In 1879, he was charged with bigamy, having on 8 November 1877 married Elizabeth Honey, second daughter of John and Mary J. Honey while still having a wife Constance Linklater, whom he married at Streatham in October 1871, still living in England. He was confined in Darlinghurst Gaol pending arrival of evidence from England. When that failed to materialise he was released on his own recognizance. While in jail he wrote, as "The Man in the Iron Mask", an item for the Evening News criticising the medical system there, which was taken as a personal attack by the visiting surgeon, Dr O'Connor, who sued the newspaper and was awarded £500.
The Sydney newspapers reported that Elizabeth Linklater née Honey divorced him in Autumn, 1880.

===South Australia===
In 1880, he left for South Australia, where apart from his legal practice he wrote for the Adelaide Bulletin and Lantern and was responsible for several works for the theatre. He also acted as South Australian correspondent for The Era, a "leading London theatrical journal", and as "Pelts" acted as Adelaide correspondent for The Bunyip of Gawler. In 1883 he was sued for libel for an article in that paper describing how Moss Samuel Solomon had been caught spying on the ladies' dressing-room at the Theatre Royal by the actresses concerned. Linklater was found guilty and made to publish an apology and fined £100, perhaps $10,000 in today's values.
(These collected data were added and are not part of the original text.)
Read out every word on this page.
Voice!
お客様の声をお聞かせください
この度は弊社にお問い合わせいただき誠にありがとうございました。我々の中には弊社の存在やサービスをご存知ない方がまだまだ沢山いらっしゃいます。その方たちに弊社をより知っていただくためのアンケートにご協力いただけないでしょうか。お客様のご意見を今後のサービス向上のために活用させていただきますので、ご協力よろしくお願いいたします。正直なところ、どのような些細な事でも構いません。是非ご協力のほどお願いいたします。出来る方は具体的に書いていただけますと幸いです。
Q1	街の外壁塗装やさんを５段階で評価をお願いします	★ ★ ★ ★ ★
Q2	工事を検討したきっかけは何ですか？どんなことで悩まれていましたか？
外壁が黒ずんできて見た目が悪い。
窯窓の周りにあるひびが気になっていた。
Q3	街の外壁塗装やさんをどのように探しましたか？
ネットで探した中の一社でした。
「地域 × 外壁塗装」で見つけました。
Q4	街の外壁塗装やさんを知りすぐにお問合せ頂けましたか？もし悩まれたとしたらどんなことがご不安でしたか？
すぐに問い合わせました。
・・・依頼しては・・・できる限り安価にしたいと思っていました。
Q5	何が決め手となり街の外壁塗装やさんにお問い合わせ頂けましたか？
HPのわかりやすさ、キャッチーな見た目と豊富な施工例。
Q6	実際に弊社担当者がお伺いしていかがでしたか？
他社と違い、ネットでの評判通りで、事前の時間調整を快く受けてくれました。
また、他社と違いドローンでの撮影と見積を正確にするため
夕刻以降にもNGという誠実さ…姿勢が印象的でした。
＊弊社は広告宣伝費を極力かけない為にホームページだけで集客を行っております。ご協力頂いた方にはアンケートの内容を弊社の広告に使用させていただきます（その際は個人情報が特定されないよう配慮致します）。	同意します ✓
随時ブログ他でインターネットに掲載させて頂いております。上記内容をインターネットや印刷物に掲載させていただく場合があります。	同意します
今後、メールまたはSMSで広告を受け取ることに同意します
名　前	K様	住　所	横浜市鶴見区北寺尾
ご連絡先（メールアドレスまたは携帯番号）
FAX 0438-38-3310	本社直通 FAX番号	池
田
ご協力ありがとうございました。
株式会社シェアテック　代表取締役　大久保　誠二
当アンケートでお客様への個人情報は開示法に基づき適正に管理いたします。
He acted as lawyer for Barker, Hicks, and Forsyth in the 1880 insurance fraud trials, but was later accused by Forsyth, of being ringleader of the conspiracy.

===Victoria===
In 1886, he left for Victoria, where his name was little known (and was henceforth known as F. Harvie-Linklater). In 1890, he was living at Henry Street, Upper Hawthorn, where Mary J. Honey, his mother-in-law, died. He was a valued member of the Mornington Church of England and in 1897 served briefly on the Frankston and Hastings Shire Council. He took up residence in "Boscombe", Black Rock, Victoria, in 1898, and joined the yacht club. By 1910, he had an office at 47 Queen Street, Melbourne, where he was acting as solicitor to several gold mining companies.

==Death==
Linklater died on 1 October 1937. There was no obituary and his death notice may have been placed by the Royal Brighton Yacht Club, of which he was an old and valued member. His widow Elizabeth Linklater had a residence "Colwyn", at Dandenong Road, Windsor when she died on 16 December 1941, aged 84 years.

==Bibliography==
- F. H. Linklater (1879). "The Statutes Relating to Equity and Lunacy and in Force in New South Wales"
- G. Knox. "Reports of cases argued and determined in the Supreme Court of New South Wales : with tables of the cases and principal matters"
- HMS Pinbehind (1881), a burlesque on HMS Pinafore, which was produced at the Academy of Music.
- An adaptation of William Brough's Field of the Cloth of Gold at the Theatre Royal, Adelaide
- The Debutante, C. H. Compton (Note: Charles Henry Compton (1831–1883) was an organist and music teacher in Melbourne, for some years organist at Christ Church, North Adelaide, also as accompanist to travelling theatre companies. A sister married Justice Holroyd.) and F. H. Linklater (1882)
- The Babes in the Wood, or, "the Heartless Uncle and the Good Queen Fairy" (1884) A pantomime which he produced in a week, and was running when the theatre, the Academy of Music was destroyed by fire.